- Dweir Baabda Location in Syria
- Coordinates: 35°14′53″N 36°2′34″E﻿ / ﻿35.24806°N 36.04278°E
- Country: Syria
- Governorate: Latakia
- District: Jableh
- Subdistrict: al-Qutailibiyah
- Elevation: 700 m (2,300 ft)

Population (2004)
- • Total: 2,529
- Time zone: UTC+2 (EET)
- • Summer (DST): UTC+3 (EEST)

= Dweir Baabda =

Dweir Baabda (دوير بعبده, Duwayr Ba'bda or Duweir Baabda) is a village in northwestern Syria administratively part of the Latakia Governorate, located southeast of Latakia. It is situated off a secondary road, at the summit of a mountain in the coastal Nusayriyah Range and has an elevation of over 700 meters above sea level. Nearby localities include Daliyah to the east, Baabda to the south, Baniyas to the southwest, Qurfays to the west, Jableh to the northwest, al-Qassabin to the north and Ayn al-Sharqiyah to the northeast. According to the Syria Central Bureau of Statistics (CBS), Dweir Baabda had a population was 2,529 in 2004. Its inhabitants are predominantly Alawites.

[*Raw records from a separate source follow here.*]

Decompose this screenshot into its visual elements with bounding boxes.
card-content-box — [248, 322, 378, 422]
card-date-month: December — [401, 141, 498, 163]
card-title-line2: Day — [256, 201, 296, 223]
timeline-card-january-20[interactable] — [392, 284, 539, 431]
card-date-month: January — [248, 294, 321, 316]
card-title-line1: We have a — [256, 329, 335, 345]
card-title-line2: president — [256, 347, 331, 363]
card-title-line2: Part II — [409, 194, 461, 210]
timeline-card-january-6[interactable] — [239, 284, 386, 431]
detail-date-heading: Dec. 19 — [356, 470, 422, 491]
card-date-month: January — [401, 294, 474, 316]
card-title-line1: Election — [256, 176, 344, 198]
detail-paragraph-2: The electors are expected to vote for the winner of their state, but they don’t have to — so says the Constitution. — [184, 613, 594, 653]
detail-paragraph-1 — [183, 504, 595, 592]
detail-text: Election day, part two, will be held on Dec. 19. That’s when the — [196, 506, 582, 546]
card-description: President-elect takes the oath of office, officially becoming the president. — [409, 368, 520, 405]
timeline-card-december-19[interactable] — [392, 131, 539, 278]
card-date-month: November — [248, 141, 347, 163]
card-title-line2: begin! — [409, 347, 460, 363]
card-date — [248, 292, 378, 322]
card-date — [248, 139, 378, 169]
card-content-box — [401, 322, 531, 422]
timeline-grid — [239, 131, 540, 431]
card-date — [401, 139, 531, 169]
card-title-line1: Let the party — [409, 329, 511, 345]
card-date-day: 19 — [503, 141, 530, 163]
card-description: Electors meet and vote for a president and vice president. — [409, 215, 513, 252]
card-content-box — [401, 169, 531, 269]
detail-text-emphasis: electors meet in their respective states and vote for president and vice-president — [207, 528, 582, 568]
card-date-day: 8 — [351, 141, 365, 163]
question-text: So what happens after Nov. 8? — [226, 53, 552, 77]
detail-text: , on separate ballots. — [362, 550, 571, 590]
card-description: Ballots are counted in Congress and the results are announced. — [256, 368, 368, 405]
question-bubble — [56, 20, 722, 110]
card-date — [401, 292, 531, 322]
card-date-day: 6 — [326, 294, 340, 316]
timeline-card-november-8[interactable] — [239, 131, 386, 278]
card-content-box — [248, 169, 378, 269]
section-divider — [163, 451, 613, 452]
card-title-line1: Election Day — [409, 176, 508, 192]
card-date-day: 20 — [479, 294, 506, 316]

The ruins of a monastery dating to the Byzantine era is present in the village. Dweir Baabda is a rural village whose inhabitants engage largely in agriculture, cultivating tobacco, olives and apples. It serves as a center of sorts for some of the neighboring localities, providing health care and pharmaceutical services. It also contains the only major mall in the vicinity. Schools began being built in Dweir Baabda in the 1920s. In the 1960s Dweir Baabda was described as a "large village." It currently spreads over a large area.

Salah Jadid, the late strongman of Syria who was overthrown by Hafez al-Assad in 1970, was born in Dweir Baabda.